According the Kimmel, Salem is the great equalizer.
“Just when you think your car’s good, the handle will get away from you. And it’s getting harder lately. We haven’t won in quite a while. Sometimes you come out of there feeling good, and that the next time you go back, it’s going to be hard to beat you. Then what worked last time, doesn’t work so well this time, and you walk out of the place scratching your head.
“You know the deal. So many things can happen there. If it’s not the track that jumps out and bites you it’ll be the other people on the track that’ll take you out of it. If you’re near someone else’s trouble, then you end up in it too, more so probably at Salem than anywhere else we go. It’s just a tough place to race.”
It’s not a secret that the patch work around the old speedway complicates things, in addition to the notorious car eating characteristics that have always exemplified the legendary, high-banked oval in southern Indiana.
“I like it just the way it is,” Kimmel said regarding the track’s rough surface.
“I don’t care about the bumps and the rough. The only reason you’d eventually have to repave it is if the asphalt was coming apart in big chunks, chunks that could blow through your radiator and take you out of the race. You never want track conditions to mess up anyone or change the outcome of a race.

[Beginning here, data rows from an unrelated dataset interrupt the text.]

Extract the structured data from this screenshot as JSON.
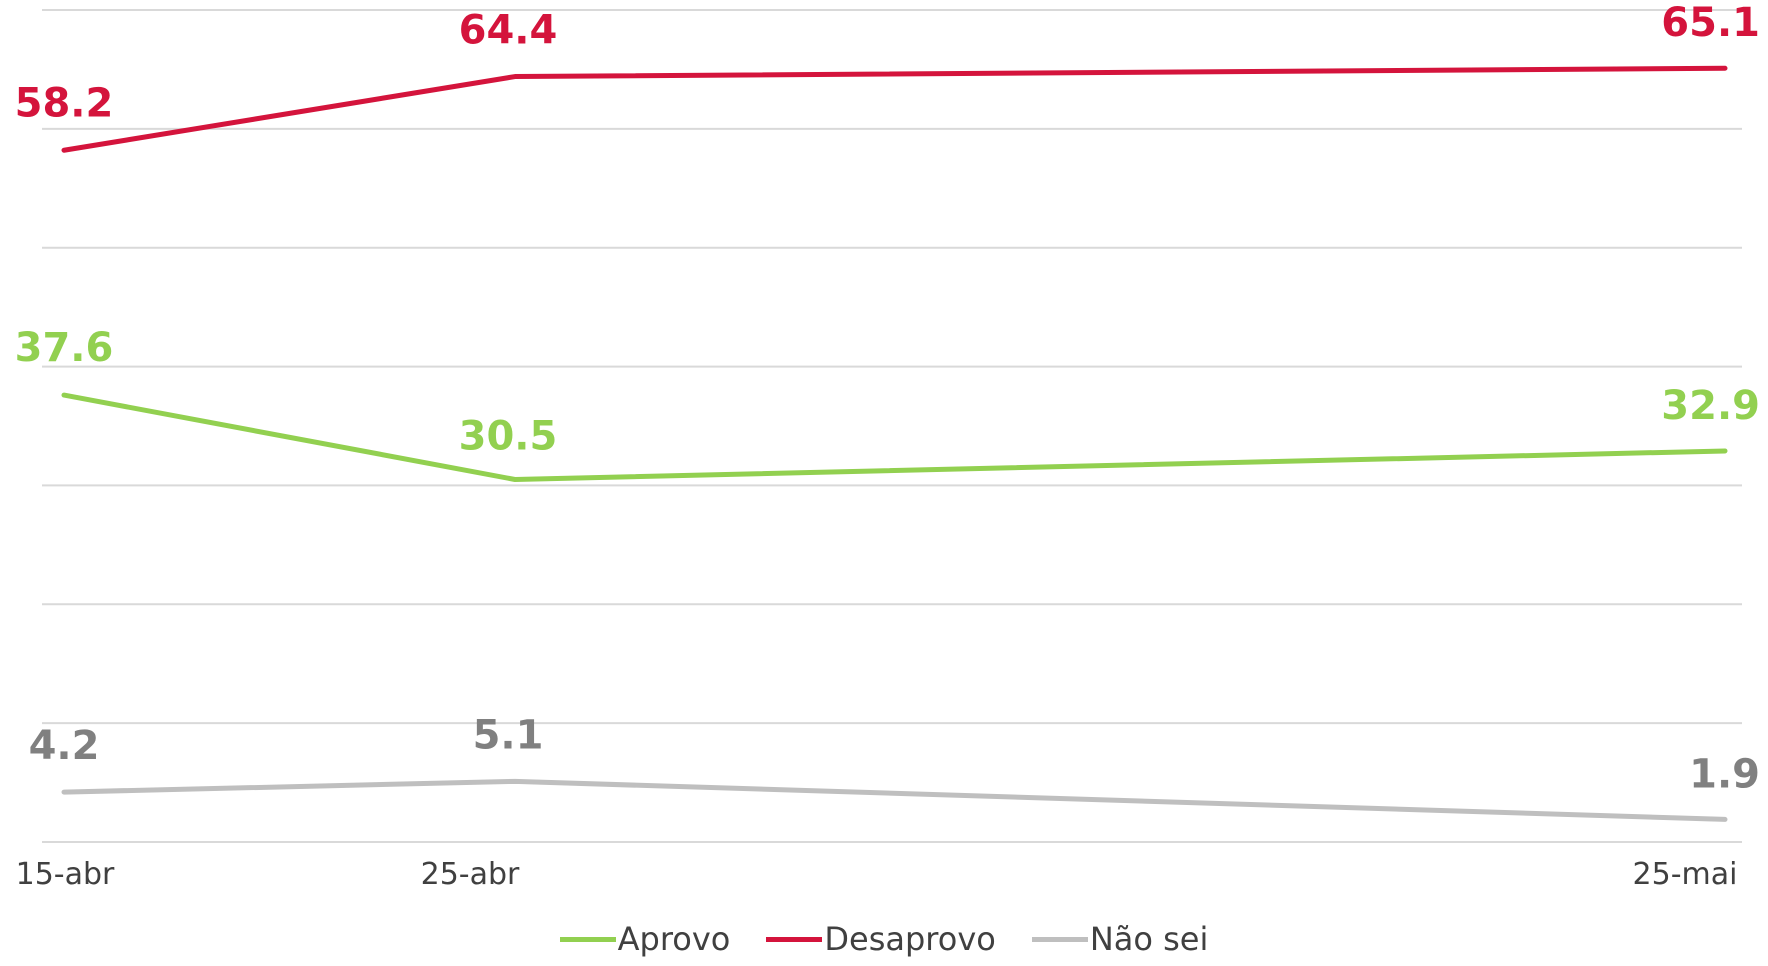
{
  "chart_data": {
    "type": "line",
    "x": [
      "15-abr",
      "25-abr",
      "25-mai"
    ],
    "ylim": [
      0,
      70
    ],
    "grid": true,
    "legend_position": "bottom",
    "series": [
      {
        "name": "Aprovo",
        "color": "#92d050",
        "values": [
          37.6,
          30.5,
          32.9
        ]
      },
      {
        "name": "Desaprovo",
        "color": "#d4143c",
        "values": [
          58.2,
          64.4,
          65.1
        ]
      },
      {
        "name": "Não sei",
        "color": "#bfbfbf",
        "label_color": "#808080",
        "values": [
          4.2,
          5.1,
          1.9
        ]
      }
    ],
    "data_labels": [
      [
        "37.6",
        "30.5",
        "32.9"
      ],
      [
        "58.2",
        "64.4",
        "65.1"
      ],
      [
        "4.2",
        "5.1",
        "1.9"
      ]
    ]
  }
}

“And you have to consider the other divisions that run there too. ARCA’s not the only thing at Salem. The winged sprint cars are already too fast. If you repaved it, you’d have to consider how that might affect the other divisions. You have to look at the big picture. And, when you think about the investment it would take to repave the place – the half-million or more to do it – it’d be hard to recoup that level of investment.
“Repaving it would also bring it down to one lane, at least for a while. For me, rougher’s better.

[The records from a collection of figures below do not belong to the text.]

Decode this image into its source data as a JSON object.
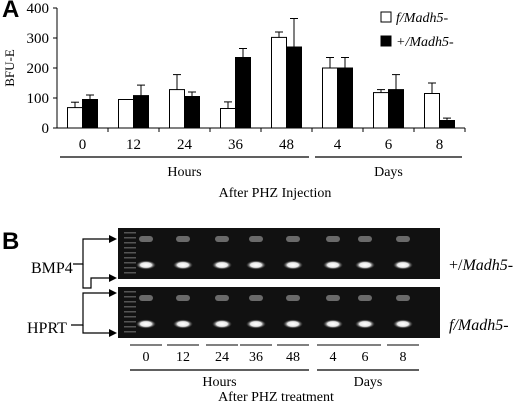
{
  "panel_a": {
    "label": "A",
    "chart_data": {
      "type": "bar",
      "ylabel": "BFU-E",
      "xlabel": "After PHZ Injection",
      "ylim": [
        0,
        400
      ],
      "yticks": [
        0,
        100,
        200,
        300,
        400
      ],
      "categories": [
        "0",
        "12",
        "24",
        "36",
        "48",
        "4",
        "6",
        "8"
      ],
      "groups": [
        {
          "label": "Hours",
          "categories": [
            "0",
            "12",
            "24",
            "36",
            "48"
          ]
        },
        {
          "label": "Days",
          "categories": [
            "4",
            "6",
            "8"
          ]
        }
      ],
      "series": [
        {
          "name": "f/Madh5-",
          "color": "#ffffff",
          "values": [
            68,
            95,
            128,
            65,
            302,
            200,
            118,
            115
          ],
          "errors": [
            18,
            0,
            50,
            22,
            18,
            35,
            10,
            35
          ]
        },
        {
          "name": "+/Madh5-",
          "color": "#000000",
          "values": [
            95,
            108,
            105,
            235,
            270,
            200,
            128,
            25
          ],
          "errors": [
            15,
            35,
            15,
            30,
            95,
            35,
            50,
            8
          ]
        }
      ],
      "legend": "top-right",
      "grid": false
    }
  },
  "panel_b": {
    "label": "B",
    "band_labels": [
      "BMP4",
      "HPRT"
    ],
    "lane_labels": [
      "0",
      "12",
      "24",
      "36",
      "48",
      "4",
      "6",
      "8"
    ],
    "groups": [
      {
        "label": "Hours",
        "lanes": [
          "0",
          "12",
          "24",
          "36",
          "48"
        ]
      },
      {
        "label": "Days",
        "lanes": [
          "4",
          "6",
          "8"
        ]
      }
    ],
    "genotypes": [
      {
        "prefix": "+/",
        "gene": "Madh5",
        "suffix": "-"
      },
      {
        "prefix": "f/",
        "gene": "Madh5",
        "suffix": "-"
      }
    ],
    "xlabel": "After PHZ treatment"
  }
}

“Either way, it’s still Salem, and that’s the cool part. It’s a very special place. If you look at everything the place offers – all the history and tradition, the whole thing. I mean, just think about all the drivers who have won there over the years; it’s amazing. It’s a very special place.

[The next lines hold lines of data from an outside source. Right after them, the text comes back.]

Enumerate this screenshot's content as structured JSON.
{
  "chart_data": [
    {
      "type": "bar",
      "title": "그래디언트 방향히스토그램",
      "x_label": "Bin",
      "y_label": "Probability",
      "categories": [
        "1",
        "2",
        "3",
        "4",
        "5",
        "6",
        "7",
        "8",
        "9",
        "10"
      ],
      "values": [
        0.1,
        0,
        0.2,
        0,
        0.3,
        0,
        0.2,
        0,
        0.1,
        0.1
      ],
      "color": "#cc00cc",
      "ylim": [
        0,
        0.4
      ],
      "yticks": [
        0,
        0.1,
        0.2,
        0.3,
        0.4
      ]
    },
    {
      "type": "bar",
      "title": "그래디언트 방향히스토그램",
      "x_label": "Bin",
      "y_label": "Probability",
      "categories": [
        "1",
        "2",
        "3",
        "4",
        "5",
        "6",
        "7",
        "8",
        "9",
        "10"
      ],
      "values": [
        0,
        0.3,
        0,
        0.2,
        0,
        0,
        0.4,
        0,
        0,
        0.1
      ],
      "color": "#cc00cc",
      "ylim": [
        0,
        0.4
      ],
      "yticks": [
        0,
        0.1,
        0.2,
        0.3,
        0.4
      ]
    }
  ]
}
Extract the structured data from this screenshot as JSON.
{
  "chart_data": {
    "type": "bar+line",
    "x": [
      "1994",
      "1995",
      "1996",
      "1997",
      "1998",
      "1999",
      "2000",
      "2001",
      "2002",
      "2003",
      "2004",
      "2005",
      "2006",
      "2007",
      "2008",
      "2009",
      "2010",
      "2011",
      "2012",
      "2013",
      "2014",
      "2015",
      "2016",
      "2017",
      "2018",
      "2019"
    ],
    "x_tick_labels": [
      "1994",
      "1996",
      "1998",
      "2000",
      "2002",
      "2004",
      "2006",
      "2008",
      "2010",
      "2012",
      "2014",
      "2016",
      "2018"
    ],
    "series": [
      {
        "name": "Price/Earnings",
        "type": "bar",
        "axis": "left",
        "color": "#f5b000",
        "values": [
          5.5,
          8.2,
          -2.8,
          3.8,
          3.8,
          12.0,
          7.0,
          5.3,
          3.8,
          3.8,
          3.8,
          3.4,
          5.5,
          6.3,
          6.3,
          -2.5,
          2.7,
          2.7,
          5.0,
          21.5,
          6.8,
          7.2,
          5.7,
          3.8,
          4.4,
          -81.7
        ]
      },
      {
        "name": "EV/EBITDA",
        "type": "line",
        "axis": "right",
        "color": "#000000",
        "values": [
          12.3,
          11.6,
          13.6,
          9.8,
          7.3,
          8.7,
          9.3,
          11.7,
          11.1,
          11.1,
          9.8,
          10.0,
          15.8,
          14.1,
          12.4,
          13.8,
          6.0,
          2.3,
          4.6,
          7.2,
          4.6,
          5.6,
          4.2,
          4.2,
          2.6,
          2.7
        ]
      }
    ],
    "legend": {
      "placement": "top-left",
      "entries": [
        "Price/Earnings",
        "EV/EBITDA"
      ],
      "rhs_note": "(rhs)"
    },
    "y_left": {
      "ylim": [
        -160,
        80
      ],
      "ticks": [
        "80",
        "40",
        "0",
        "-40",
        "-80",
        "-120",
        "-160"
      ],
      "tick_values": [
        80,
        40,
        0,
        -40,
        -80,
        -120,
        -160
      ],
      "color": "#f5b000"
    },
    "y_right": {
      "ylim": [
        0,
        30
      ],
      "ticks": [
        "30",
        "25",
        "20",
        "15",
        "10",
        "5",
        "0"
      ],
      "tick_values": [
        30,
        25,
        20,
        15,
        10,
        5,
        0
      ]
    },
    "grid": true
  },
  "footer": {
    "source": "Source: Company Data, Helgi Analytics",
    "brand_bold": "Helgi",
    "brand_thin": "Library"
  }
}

“But I love all the short tracks. These ARCA cars are built for short track racing. Even though the speeds aren’t as great on the short tracks as they are on the big tracks, you might think it would be easier, but it’s the exact opposite. It’s much harder to keep the fenders on it on the short tracks, especially Salem. You get 30 cars out there, and it turns into one busy little speedway. And just when you relax for a moment, it jumps out and bites you, and usually pretty hard.”
If experience is indeed the best teacher, then you could call him Professor Kimmel when it comes to Salem.
Kimmel, whose father and brother also raced at Salem, whose son and nephew race at Salem, has himself been racing there for decades, cutting his teeth in the local street stock and bomber divisions before he made his first ARCA start there in 1992. He finished fourth.
Since then, Kimmel has racked up more miles than any other on the Salem high-banks, competing in 40 ARCA races to date. In addition to his nine wins, which include five consecutive (2000-2002), the Salem track-master has led a whopping 1,727 laps in ARCA competition at Salem.
“No doubt, Salem is home,” added Kimmel, who lives about a half hour from the track.
“Like always, we’re coming to win. But however it comes out, it’s just so cool to race at Salem. It’s so close to home. That place will always have a special place in the Kimmel family. It’s our home track, and we want to win on it.”
The Federated Auto Parts 200 presented by Crunch ’N Nutter, the 95th ARCA race at Salem since 1955, is scheduled to get the green flag Sunday afternoon, April 27 just after 2:00 p.m. local time.
Two practice sessions precede Sunday’s race activity on Saturday, April 26 at 12 noon and at 1:15. Menards Pole Qualifying presented by Ansell rolls off at 3:30 Saturday. An on-track autograph session accompanies pre-race festivities Sunday from 11:30 – 12:30. Driver introductions follow at 2.